What does a museum look like with no objects? A guided tour of our new galleries

If you’ve been to the National Museum of Scotland in recent months, you might have noticed that things look a little… different. Some of our galleries are closed, colourful hoardings mingle with display cases, and Dolly the Sheep is nowhere to be seen. Just what’s been going on?

Never fear, everything will soon return to normal. Over the last year, we’ve been getting ready to open ten brand new galleries this summer. These will showcase the very best of our collections in decorative art, design, fashion, science and technology, with more than 3,000 objects on display.

But right now, they’re empty… So taking advantage of the short gap between the end of restoration work and installing all those objects, I joined a behind-the-scenes tour with our project manager Drew.

First things first, the donning of the safety gear.
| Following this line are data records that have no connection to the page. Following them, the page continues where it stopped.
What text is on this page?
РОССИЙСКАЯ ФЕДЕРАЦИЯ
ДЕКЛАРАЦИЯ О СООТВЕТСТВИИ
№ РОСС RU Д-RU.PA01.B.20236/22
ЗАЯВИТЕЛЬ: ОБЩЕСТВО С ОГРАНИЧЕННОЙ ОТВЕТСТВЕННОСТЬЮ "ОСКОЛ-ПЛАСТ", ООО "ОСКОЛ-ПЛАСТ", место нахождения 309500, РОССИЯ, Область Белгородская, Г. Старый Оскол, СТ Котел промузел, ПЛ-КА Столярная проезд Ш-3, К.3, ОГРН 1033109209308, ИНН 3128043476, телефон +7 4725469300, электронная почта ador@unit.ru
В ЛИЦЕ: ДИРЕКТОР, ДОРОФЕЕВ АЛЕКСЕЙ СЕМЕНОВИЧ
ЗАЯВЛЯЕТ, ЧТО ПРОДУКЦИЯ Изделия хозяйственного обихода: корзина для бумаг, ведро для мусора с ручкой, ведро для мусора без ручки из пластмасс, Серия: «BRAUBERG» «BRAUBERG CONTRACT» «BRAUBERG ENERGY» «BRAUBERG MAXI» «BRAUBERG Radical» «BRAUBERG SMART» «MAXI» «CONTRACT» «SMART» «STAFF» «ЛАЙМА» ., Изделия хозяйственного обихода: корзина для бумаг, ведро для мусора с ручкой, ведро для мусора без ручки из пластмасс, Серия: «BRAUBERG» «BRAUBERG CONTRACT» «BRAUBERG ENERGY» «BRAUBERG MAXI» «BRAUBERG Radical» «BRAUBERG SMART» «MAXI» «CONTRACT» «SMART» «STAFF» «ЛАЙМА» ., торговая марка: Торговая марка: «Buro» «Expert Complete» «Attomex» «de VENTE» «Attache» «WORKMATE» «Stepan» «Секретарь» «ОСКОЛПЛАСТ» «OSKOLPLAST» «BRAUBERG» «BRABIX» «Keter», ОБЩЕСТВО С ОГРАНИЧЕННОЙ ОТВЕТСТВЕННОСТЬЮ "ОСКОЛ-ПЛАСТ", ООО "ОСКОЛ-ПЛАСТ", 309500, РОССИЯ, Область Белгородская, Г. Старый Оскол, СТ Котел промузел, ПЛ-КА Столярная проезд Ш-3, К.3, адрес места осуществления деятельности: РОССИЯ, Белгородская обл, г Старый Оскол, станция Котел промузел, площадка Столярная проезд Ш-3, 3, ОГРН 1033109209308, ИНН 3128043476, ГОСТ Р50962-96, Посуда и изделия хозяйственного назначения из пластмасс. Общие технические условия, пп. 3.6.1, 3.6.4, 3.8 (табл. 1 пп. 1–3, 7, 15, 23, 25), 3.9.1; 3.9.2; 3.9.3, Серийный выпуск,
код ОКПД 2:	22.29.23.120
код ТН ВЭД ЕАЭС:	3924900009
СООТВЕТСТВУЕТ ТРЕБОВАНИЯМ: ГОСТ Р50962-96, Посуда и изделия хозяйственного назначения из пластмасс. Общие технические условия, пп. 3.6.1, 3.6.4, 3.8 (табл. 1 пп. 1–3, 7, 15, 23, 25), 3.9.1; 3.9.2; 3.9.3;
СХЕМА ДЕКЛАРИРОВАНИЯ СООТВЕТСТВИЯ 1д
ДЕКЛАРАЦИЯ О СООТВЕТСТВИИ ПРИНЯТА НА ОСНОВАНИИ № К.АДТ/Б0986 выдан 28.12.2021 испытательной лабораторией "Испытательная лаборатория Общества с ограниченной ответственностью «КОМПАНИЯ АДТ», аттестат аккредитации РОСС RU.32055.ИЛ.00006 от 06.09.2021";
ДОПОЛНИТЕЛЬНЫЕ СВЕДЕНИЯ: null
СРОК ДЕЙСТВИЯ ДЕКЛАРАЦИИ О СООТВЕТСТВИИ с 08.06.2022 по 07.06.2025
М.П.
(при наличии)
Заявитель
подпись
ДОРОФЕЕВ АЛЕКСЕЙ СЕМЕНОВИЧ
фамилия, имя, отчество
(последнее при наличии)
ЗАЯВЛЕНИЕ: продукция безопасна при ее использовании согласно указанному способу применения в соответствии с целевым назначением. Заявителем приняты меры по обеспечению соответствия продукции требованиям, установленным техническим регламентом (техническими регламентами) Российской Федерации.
I’d secretly been hoping for a hard hat and high-viz vest but instead had to make do with these rather fetching blue booties. Like our beautiful Grand Gallery, these new spaces were built in the Victorian era. The tiles and wood flooring are original features, so they need some careful attention before we open – and in the meantime, visitors need to cover their shoes.

Our tour started in Art of Living. Painted in a calming sea blue with an arching ceiling, it felt like the perfect space to discover some of the more opulent objects in the museum.
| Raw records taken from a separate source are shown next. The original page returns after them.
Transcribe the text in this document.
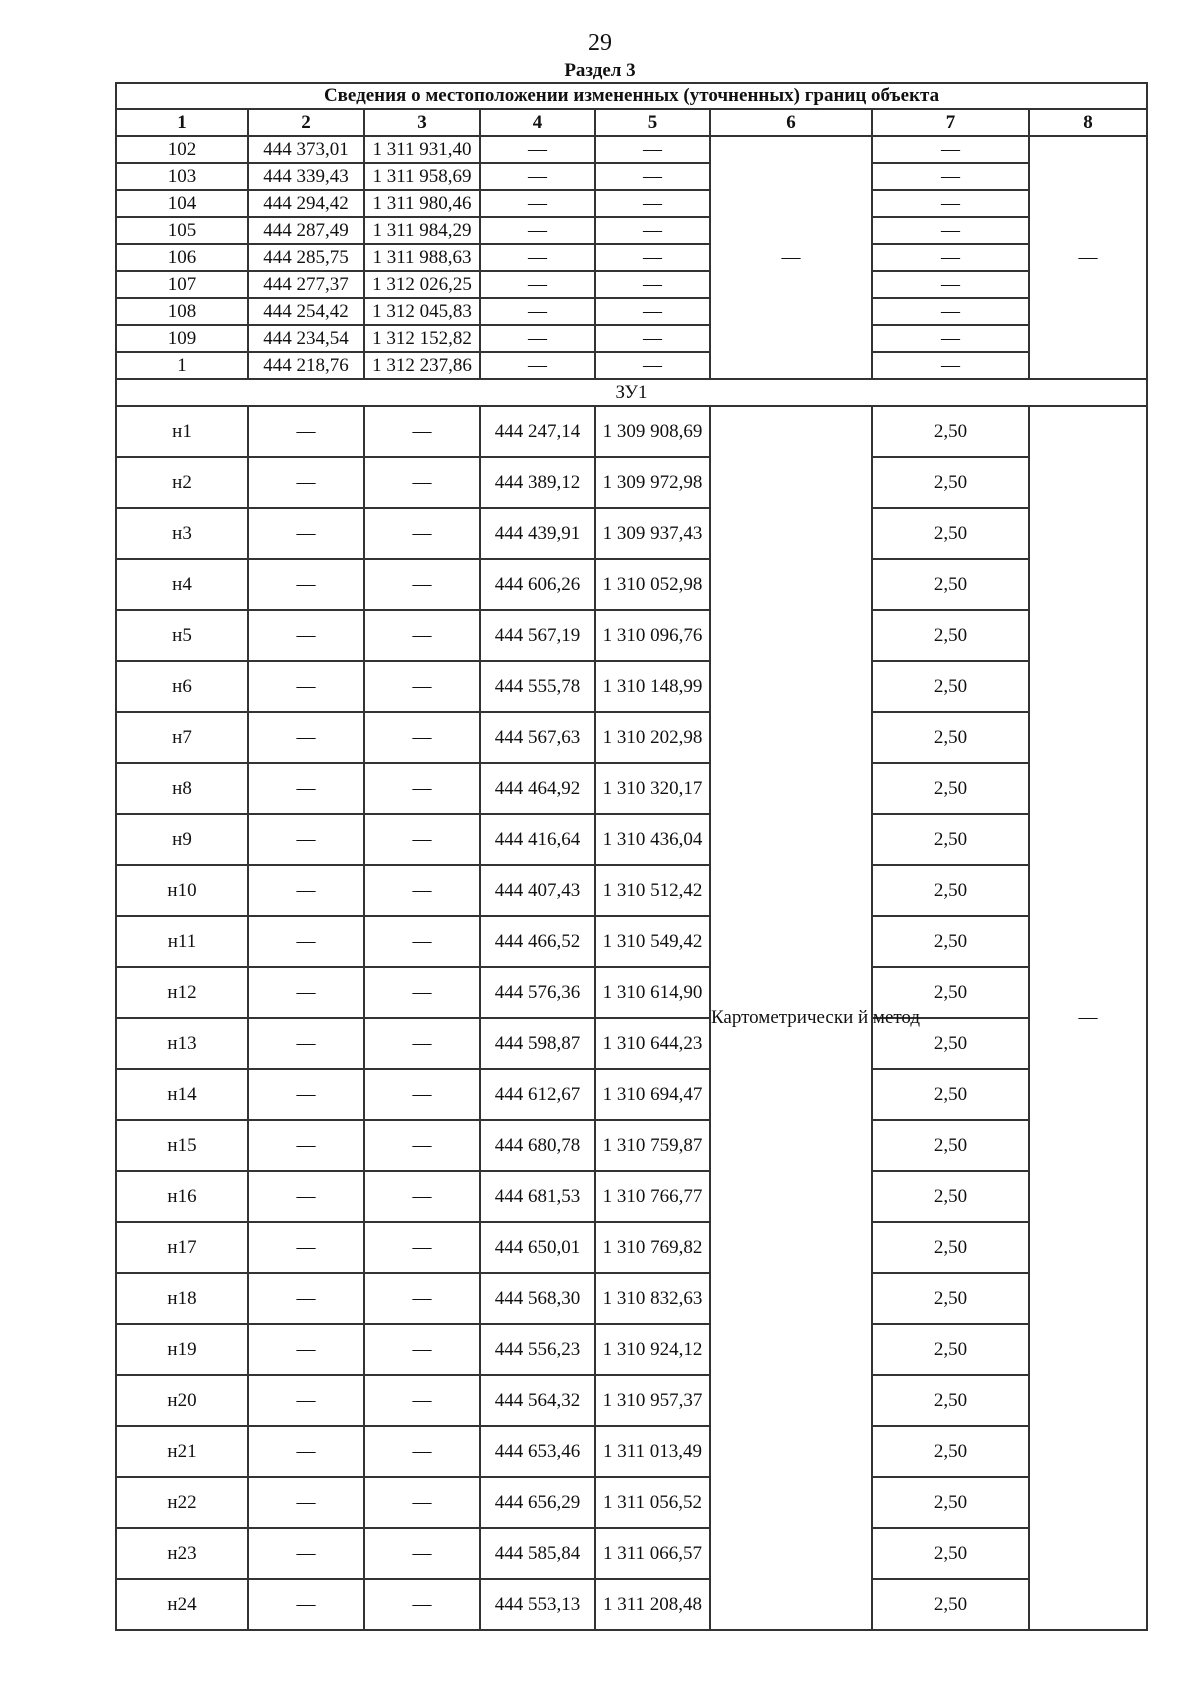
29
Раздел 3
Сведения о местоположении измененных (уточненных) границ объекта							
1	2	3	4	5	6	7	8
102	444 373,01	1 311 931,40	—	—	—	—	—
103	444 339,43	1 311 958,69	—	—		—	
104	444 294,42	1 311 980,46	—	—		—	
105	444 287,49	1 311 984,29	—	—		—	
106	444 285,75	1 311 988,63	—	—		—	
107	444 277,37	1 312 026,25	—	—		—	
108	444 254,42	1 312 045,83	—	—		—	
109	444 234,54	1 312 152,82	—	—		—	
1	444 218,76	1 312 237,86	—	—		—	
ЗУ1							
н1	—	—	444 247,14	1 309 908,69	Картометрически й метод	2,50	—
н2	—	—	444 389,12	1 309 972,98		2,50	
н3	—	—	444 439,91	1 309 937,43		2,50	
н4	—	—	444 606,26	1 310 052,98		2,50	
н5	—	—	444 567,19	1 310 096,76		2,50	
н6	—	—	444 555,78	1 310 148,99		2,50	
н7	—	—	444 567,63	1 310 202,98		2,50	
н8	—	—	444 464,92	1 310 320,17		2,50	
н9	—	—	444 416,64	1 310 436,04		2,50	
н10	—	—	444 407,43	1 310 512,42		2,50	
н11	—	—	444 466,52	1 310 549,42		2,50	
н12	—	—	444 576,36	1 310 614,90		2,50	
н13	—	—	444 598,87	1 310 644,23		2,50	
н14	—	—	444 612,67	1 310 694,47		2,50	
н15	—	—	444 680,78	1 310 759,87		2,50	
н16	—	—	444 681,53	1 310 766,77		2,50	
н17	—	—	444 650,01	1 310 769,82		2,50	
н18	—	—	444 568,30	1 310 832,63		2,50	
н19	—	—	444 556,23	1 310 924,12		2,50	
н20	—	—	444 564,32	1 310 957,37		2,50	
н21	—	—	444 653,46	1 311 013,49		2,50	
н22	—	—	444 656,29	1 311 056,52		2,50	
н23	—	—	444 585,84	1 311 066,57		2,50	
н24	—	—	444 553,13	1 311 208,48		2,50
Our new Art of Living gallery
Our new Art of Living gallery

One of the stars of the show here will be our Hamilton Palace fireplace wall, built up again from hundreds of pieces of marble and wood by our dedicated conservation team. It’ll be joined by treasures and objets d’art spanning the 13th to the 19th centuries. [youtube]https://www.youtube.com/watch?v=NVFeiFu-CII[/youtube] From Art of Living, we made our way through to three more Art and Design galleries: Design for Living, Making and Creating, and Fashion and Style.
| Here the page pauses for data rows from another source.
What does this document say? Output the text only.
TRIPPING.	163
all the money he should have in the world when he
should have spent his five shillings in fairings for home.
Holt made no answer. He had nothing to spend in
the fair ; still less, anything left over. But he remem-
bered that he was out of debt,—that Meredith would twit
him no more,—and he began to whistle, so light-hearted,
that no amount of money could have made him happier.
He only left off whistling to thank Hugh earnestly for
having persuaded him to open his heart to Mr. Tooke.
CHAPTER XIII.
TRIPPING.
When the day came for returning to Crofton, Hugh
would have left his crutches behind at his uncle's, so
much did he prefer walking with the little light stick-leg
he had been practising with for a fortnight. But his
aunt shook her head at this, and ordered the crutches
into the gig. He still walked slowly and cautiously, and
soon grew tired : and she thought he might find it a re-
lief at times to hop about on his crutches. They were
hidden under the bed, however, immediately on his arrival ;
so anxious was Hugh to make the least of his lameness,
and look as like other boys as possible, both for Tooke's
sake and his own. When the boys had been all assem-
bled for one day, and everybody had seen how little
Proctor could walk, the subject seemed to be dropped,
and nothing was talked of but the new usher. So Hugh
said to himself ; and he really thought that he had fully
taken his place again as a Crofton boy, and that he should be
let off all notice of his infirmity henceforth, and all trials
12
Three new gallery spaces for Fashion and Style, Making and Creating, and Design for Living
Three new gallery spaces for Fashion and Style, Making and Creating, and Design for Living.

Suddenly those blue slippers weren’t feeling so fashionable. A change of colour scheme too, a bright ochre yellow. Which my Bernat Klein Personal Colour Guide tells me will go quite nicely with a beautiful Zandra Rhodes coat, an exquisite 17th-century Mantua court dress, some quirky bear grease pots, Owen Jones’ 1856 design bible The Grammar of Ornament…  

Taking a break between filming with Owen Jones’ #design bible, The Grammar of Ornament (1856) #museumweek #secretsMW   A photo posted by Núria Ruiz (@publishingnuria) on

It’s not all dresses and palaces though; six of our new galleries are dedicated to Science and Technology. Head to the ground floor, stroll through original Victorian archways and you’ll find yourself in Explore, surrounded by aeroplanes, Dolly the Sheep and other science superstars like our ever-popular working models.


I loved the feel of Explore. It’s very similar to the Grand Gallery, with its gentle blue hues, towering columns and airy glasswork. I was longing to linger here amongst the Boulton & Watt Engine and the Black Knight rocket, I’ve no doubt visitors will too.

Admiring the new Science and Technology galleries
Admiring the new Science and Technology galleries

But science was calling my name and there were still five new spaces to explore: Making It, Enquire, Energise, Communicate and Technology by Design. Spiralling out and above Explore, these new galleries will show off the very best of our science collections.

Spend a day here and you’ll learn about manufacturing, energy, engineering and design, information and communications technology, and the very nature of scientific enquiry. They’re not in the galleries yet, but I recommend science buffs look out for our 3D printer (currently in use by our Natural Sciences department to catalogue fossil finds) and the melancholy Pilcher’s Hawk, perhaps one of the most poignant stories in our collections.

Our curators and conservators are already installing more than 3,000 objects into these galleries, so they won’t be empty for long. And it won’t be long before you can see them for yourself either! Our new galleries open to the public this summer.